The habitat in which the imperial woodpecker was located is predominantly montane pine-oak forests. The area in which they lived was abundant with large dead trees, the removal of which could be linked to their extinction. The area had been cleared and logged multiple times by 2010. Increasing effort in conservation biology is being devoted to the analysis of the extinction risk as well as the search for the rare, long unseen, species. There are a handful of more recent, unconfirmed sightings, the most recent of which closely followed the 2005 publication of the purported rediscovery of the ivory-billed woodpecker. Lammertink et al. (1996), after extensively reviewing post-1956 reports, conclude that the species did indeed survive into the 1990s in the central part of its range, but also consider its continued survival very unlikely. According to them, the population was always restricted in historic times, although the species was indeed present in maximum density before a catastrophic decline during the 1950s. The lack of good records from that time is apparently based more on lack of research than on actual rarity, but this seems to have changed radically only one decade later.
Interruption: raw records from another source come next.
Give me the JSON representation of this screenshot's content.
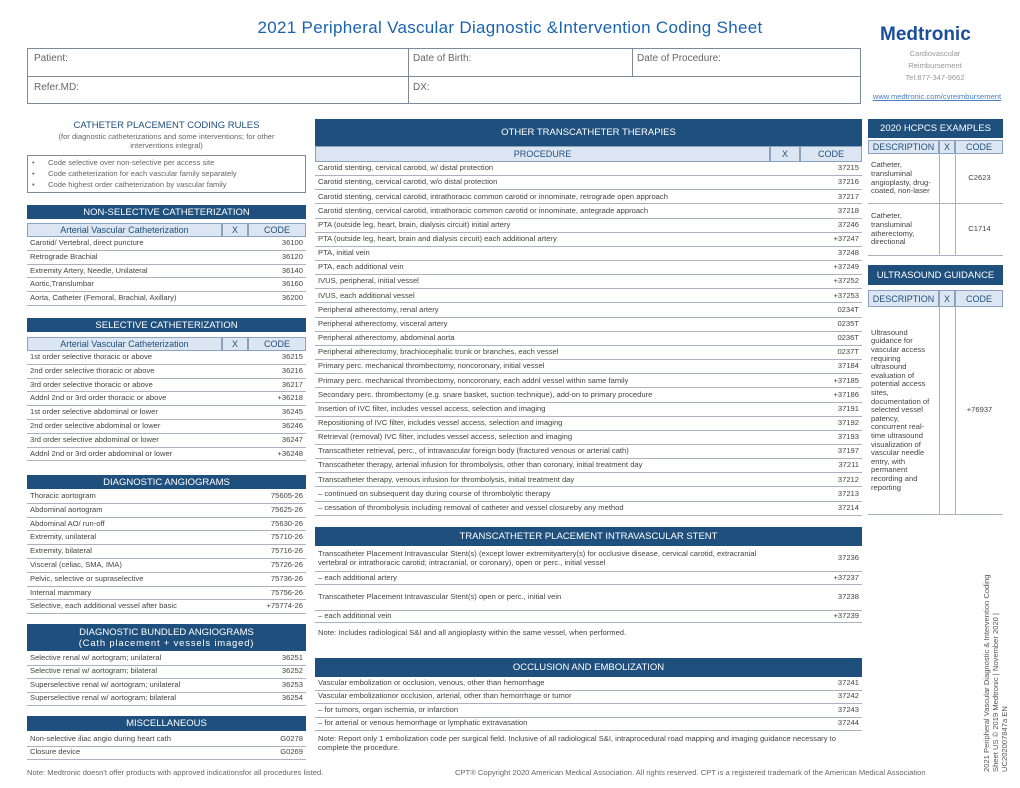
{
  "header": {
    "title": "2021 Peripheral Vascular Diagnostic &Intervention Coding Sheet",
    "logo": "Medtronic",
    "logo_lines": [
      "Cardiovascular",
      "Reimbursement",
      "Tel.877-347-9662"
    ],
    "url": "www.medtronic.com/cvreimbursement"
  },
  "patient_form": {
    "patient": "Patient:",
    "date_of_birth": "Date of Birth:",
    "date_of_procedure": "Date of Procedure:",
    "refer_md": "Refer.MD:",
    "dx": "DX:"
  },
  "catheter_rules": {
    "title": "CATHETER PLACEMENT CODING RULES",
    "subtitle": "(for diagnostic catheterizations and some interventions; for other interventions integral)",
    "items": [
      "Code selective over non-selective per access site",
      "Code catheterization for each vascular family separately",
      "Code highest order catheterization by vascular family"
    ]
  },
  "non_selective": {
    "title": "NON-SELECTIVE CATHETERIZATION",
    "columns": [
      "Arterial Vascular Catheterization",
      "X",
      "CODE"
    ],
    "rows": [
      [
        "Carotid/ Vertebral, direct puncture",
        "36100"
      ],
      [
        "Retrograde Brachial",
        "36120"
      ],
      [
        "Extremity Artery, Needle, Unilateral",
        "36140"
      ],
      [
        "Aortic,Translumbar",
        "36160"
      ],
      [
        "Aorta, Catheter (Femoral, Brachial, Axillary)",
        "36200"
      ]
    ]
  },
  "selective": {
    "title": "SELECTIVE CATHETERIZATION",
    "columns": [
      "Arterial Vascular Catheterization",
      "X",
      "CODE"
    ],
    "rows": [
      [
        "1st order selective thoracic or above",
        "36215"
      ],
      [
        "2nd order selective thoracic or above",
        "36216"
      ],
      [
        "3rd order selective thoracic or above",
        "36217"
      ],
      [
        "Addnl 2nd or 3rd order thoracic or above",
        "+36218"
      ],
      [
        "1st order selective abdominal or lower",
        "36245"
      ],
      [
        "2nd order selective abdominal or lower",
        "36246"
      ],
      [
        "3rd order selective abdominal or lower",
        "36247"
      ],
      [
        "Addnl 2nd or 3rd order abdominal or lower",
        "+36248"
      ]
    ]
  },
  "diagnostic_angiograms": {
    "title": "DIAGNOSTIC ANGIOGRAMS",
    "rows": [
      [
        "Thoracic aortogram",
        "75605-26"
      ],
      [
        "Abdominal aortogram",
        "75625-26"
      ],
      [
        "Abdominal AO/ run-off",
        "75630-26"
      ],
      [
        "Extremity, unilateral",
        "75710-26"
      ],
      [
        "Extremity, bilateral",
        "75716-26"
      ],
      [
        "Visceral (celiac, SMA, IMA)",
        "75726-26"
      ],
      [
        "Pelvic, selective or supraselective",
        "75736-26"
      ],
      [
        "Internal mammary",
        "75756-26"
      ],
      [
        "Selective, each additional vessel after basic",
        "+75774-26"
      ]
    ]
  },
  "bundled_angiograms": {
    "title": "DIAGNOSTIC BUNDLED ANGIOGRAMS",
    "subtitle": "(Cath placement + vessels imaged)",
    "rows": [
      [
        "Selective renal w/ aortogram; unilateral",
        "36251"
      ],
      [
        "Selective renal w/ aortogram; bilateral",
        "36252"
      ],
      [
        "Superselective renal w/ aortogram; unilateral",
        "36253"
      ],
      [
        "Superselective renal w/ aortogram; bilateral",
        "36254"
      ]
    ]
  },
  "miscellaneous": {
    "title": "MISCELLANEOUS",
    "rows": [
      [
        "Non-selective iliac angio during heart cath",
        "G0278"
      ],
      [
        "Closure device",
        "G0269"
      ]
    ]
  },
  "other_therapies": {
    "title": "OTHER TRANSCATHETER THERAPIES",
    "columns": [
      "PROCEDURE",
      "X",
      "CODE"
    ],
    "rows": [
      [
        "Carotid stenting, cervical carotid, w/ distal protection",
        "37215"
      ],
      [
        "Carotid stenting, cervical carotid, w/o distal protection",
        "37216"
      ],
      [
        "Carotid stenting, cervical carotid, intrathoracic common carotid or innominate, retrograde open approach",
        "37217"
      ],
      [
        "Carotid stenting, cervical carotid, intrathoracic common carotid or innominate, antegrade approach",
        "37218"
      ],
      [
        "PTA (outside leg, heart, brain, dialysis circuit) initial artery",
        "37246"
      ],
      [
        "PTA (outside leg, heart, brain and dialysis circuit) each additional artery",
        "+37247"
      ],
      [
        "PTA, initial vein",
        "37248"
      ],
      [
        "PTA, each additional vein",
        "+37249"
      ],
      [
        "IVUS, peripheral, initial vessel",
        "+37252"
      ],
      [
        "IVUS, each additional vessel",
        "+37253"
      ],
      [
        "Peripheral atherectomy, renal artery",
        "0234T"
      ],
      [
        "Peripheral atherectomy, visceral artery",
        "0235T"
      ],
      [
        "Peripheral atherectomy, abdominal aorta",
        "0236T"
      ],
      [
        "Peripheral atherectomy, brachiocephalic trunk or branches, each vessel",
        "0237T"
      ],
      [
        "Primary perc. mechanical thrombectomy, noncoronary, initial vessel",
        "37184"
      ],
      [
        "Primary perc. mechanical thrombectomy, noncoronary, each addnl vessel within same family",
        "+37185"
      ],
      [
        "Secondary perc. thrombectomy (e.g. snare basket, suction technique), add-on to primary procedure",
        "+37186"
      ],
      [
        "Insertion of IVC filter, includes vessel access, selection and imaging",
        "37191"
      ],
      [
        "Repositioning of IVC filter, includes vessel access, selection and imaging",
        "37192"
      ],
      [
        "Retrieval (removal) IVC filter, includes vessel access, selection and imaging",
        "37193"
      ],
      [
        "Transcatheter retrieval, perc., of intravascular foreign body (fractured venous or arterial cath)",
        "37197"
      ],
      [
        "Transcatheter therapy, arterial infusion for thrombolysis, other than coronary, initial treatment day",
        "37211"
      ],
      [
        "Transcatheter therapy, venous infusion for thrombolysis, initial treatment day",
        "37212"
      ],
      [
        "– continued on subsequent day during course of thrombolytic therapy",
        "37213"
      ],
      [
        "– cessation of thrombolysis including removal of catheter and vessel closureby any method",
        "37214"
      ]
    ]
  },
  "stent": {
    "title": "TRANSCATHETER PLACEMENT INTRAVASCULAR STENT",
    "rows": [
      [
        "Transcatheter Placement Intravascular Stent(s) (except lower extremityartery(s) for occlusive disease, cervical carotid, extracranial vertebral or intrathoracic carotid; intracranial, or coronary), open or perc., initial vessel",
        "37236"
      ],
      [
        "– each additional artery",
        "+37237"
      ],
      [
        "Transcatheter Placement Intravascular Stent(s) open or perc., initial vein",
        "37238"
      ],
      [
        "– each additional vein",
        "+37239"
      ]
    ],
    "note": "Note: Includes radiological S&I and all angioplasty within the same vessel, when performed."
  },
  "embolization": {
    "title": "OCCLUSION AND EMBOLIZATION",
    "rows": [
      [
        "Vascular embolization or occlusion, venous, other than hemorrhage",
        "37241"
      ],
      [
        "Vascular embolizationor occlusion, arterial, other than hemorrhage or tumor",
        "37242"
      ],
      [
        "– for tumors, organ ischemia, or infarction",
        "37243"
      ],
      [
        "– for arterial or venous hemorrhage or lymphatic extravasation",
        "37244"
      ]
    ],
    "note": "Note: Report only 1 embolization code per surgical field. Inclusive of all radiological S&I, intraprocedural road mapping and imaging guidance necessary to complete the procedure."
  },
  "hcpcs": {
    "title": "2020 HCPCS EXAMPLES",
    "columns": [
      "DESCRIPTION",
      "X",
      "CODE"
    ],
    "rows": [
      [
        "Catheter, transluminal angioplasty, drug-coated, non-laser",
        "C2623"
      ],
      [
        "Catheter, transluminal atherectomy, directional",
        "C1714"
      ]
    ]
  },
  "ultrasound": {
    "title": "ULTRASOUND GUIDANCE",
    "columns": [
      "DESCRIPTION",
      "X",
      "CODE"
    ],
    "rows": [
      [
        "Ultrasound guidance for vascular access requiring ultrasound evaluation of potential access sites, documentation of selected vessel patency, concurrent real-time ultrasound visualization of vascular needle entry, with permanent recording and reporting",
        "+76937"
      ]
    ]
  },
  "footer": {
    "note": "Note: Medtronic doesn't offer products with approved indicationsfor all procedures listed.",
    "copyright": "CPT® Copyright 2020 American Medical Association. All rights reserved. CPT is a registered trademark of the American Medical Association",
    "side_text": [
      "2021 Peripheral Vascular Diagnostic & Intervention Coding",
      "Sheet US © 2019 Medtronic | November 2020 |",
      "UC202007847a EN"
    ]
  }
}
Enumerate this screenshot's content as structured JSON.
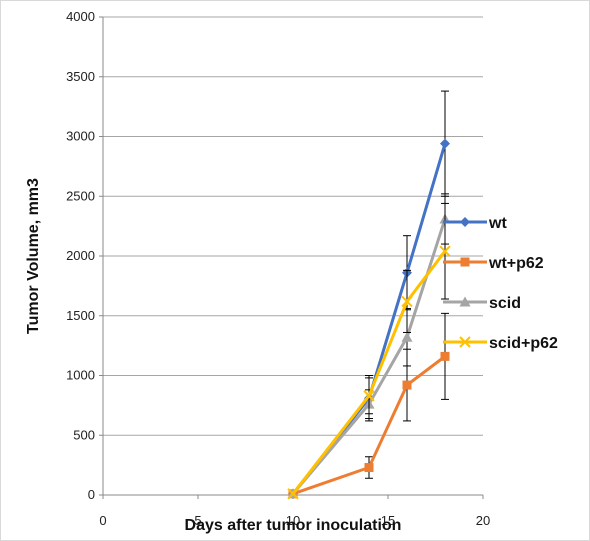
{
  "chart_data": {
    "type": "line",
    "title": "",
    "xlabel": "Days after tumor inoculation",
    "ylabel": "Tumor Volume, mm3",
    "xlim": [
      0,
      20
    ],
    "ylim": [
      0,
      4000
    ],
    "xticks": [
      0,
      5,
      10,
      15,
      20
    ],
    "yticks": [
      0,
      500,
      1000,
      1500,
      2000,
      2500,
      3000,
      3500,
      4000
    ],
    "grid": "horizontal",
    "legend_position": "right",
    "series": [
      {
        "name": "wt",
        "color": "#4472c4",
        "marker": "diamond",
        "x": [
          10,
          14,
          16,
          18
        ],
        "y": [
          10,
          810,
          1860,
          2940
        ],
        "err": [
          0,
          190,
          310,
          440
        ]
      },
      {
        "name": "wt+p62",
        "color": "#ed7d31",
        "marker": "square",
        "x": [
          10,
          14,
          16,
          18
        ],
        "y": [
          10,
          230,
          920,
          1160
        ],
        "err": [
          0,
          90,
          300,
          360
        ]
      },
      {
        "name": "scid",
        "color": "#a5a5a5",
        "marker": "triangle",
        "x": [
          10,
          14,
          16,
          18
        ],
        "y": [
          10,
          760,
          1320,
          2310
        ],
        "err": [
          0,
          120,
          240,
          210
        ]
      },
      {
        "name": "scid+p62",
        "color": "#ffc000",
        "marker": "x",
        "x": [
          10,
          14,
          16,
          18
        ],
        "y": [
          10,
          830,
          1620,
          2040
        ],
        "err": [
          0,
          150,
          260,
          400
        ]
      }
    ]
  }
}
Field research by Tim Gallagher and Martjan Lammertink, reported in Gallagher's 2013 book, found evidence — in the form of accounts by elderly residents in the bird's range who saw imperial woodpeckers decades earlier and who discussed their recollections with the researchers — that foresters working with Mexican logging companies in the 1950s told the local people that the woodpeckers were destroying valuable timber and encouraged the people to kill the birds. As part of this campaign, the foresters gave the local residents poison to smear on trees that the birds foraged on. Because groups of imperial woodpeckers tended to feed on a single huge, dead, old-growth pine tree for as long as two weeks, applying poison to such a tree would be an effective way to wipe out a group of up to one dozen of these huge woodpeckers — and, perhaps, even to kill off succeeding groups of the birds that might move into the area and be attracted to the same tree. Gallagher suspects that such a campaign of poisoning may be the key to the species' apparent catastrophic population crash in the 1950s, which has hitherto lacked a satisfactory explanation. A campaign of poisoning could well have killed whole groups of the bird in a short time. The premise of protecting valuable timber from the woodpeckers was, in fact, baseless. Imperial woodpeckers do not forage on or excavate nest or roosting holes in live, healthy trees.

In Gallagher's nonfiction account Imperial Dreams (2013), he discusses how difficult the search is for the imperial woodpecker due to its dangerous location. In Mexico's Sierra Madre Occidental, there are major marijuana and opium poppy-growing regions that are patrolled by armed guards. The drug cartels often kill anyone who comes too close to their crops.

A search of the multi-institution online specimen database VertNet reveals that only 144 physical specimens of the imperial woodpecker exist, including only three known complete skeletons. An overlooked woodpecker skeleton from the Natural History Museum at Tring appears to also belong to the species. The species is also known from a single amateur film from 1956 depicting one bird climbing, foraging and flying. The film has been restored and released by Cornell University. Gallagher's inspiration to search for the imperial woodpecker was this 1956 film, taken by dentist William Rhein, who made several trips to Mexico in search of the imperial woodpecker. This is the only known photographic record of the species.

The imperial woodpecker has been considered to be extinct by the Government of Mexico since 2001. However, its rediscovery or reintroduction would prompt immediate protection under the law.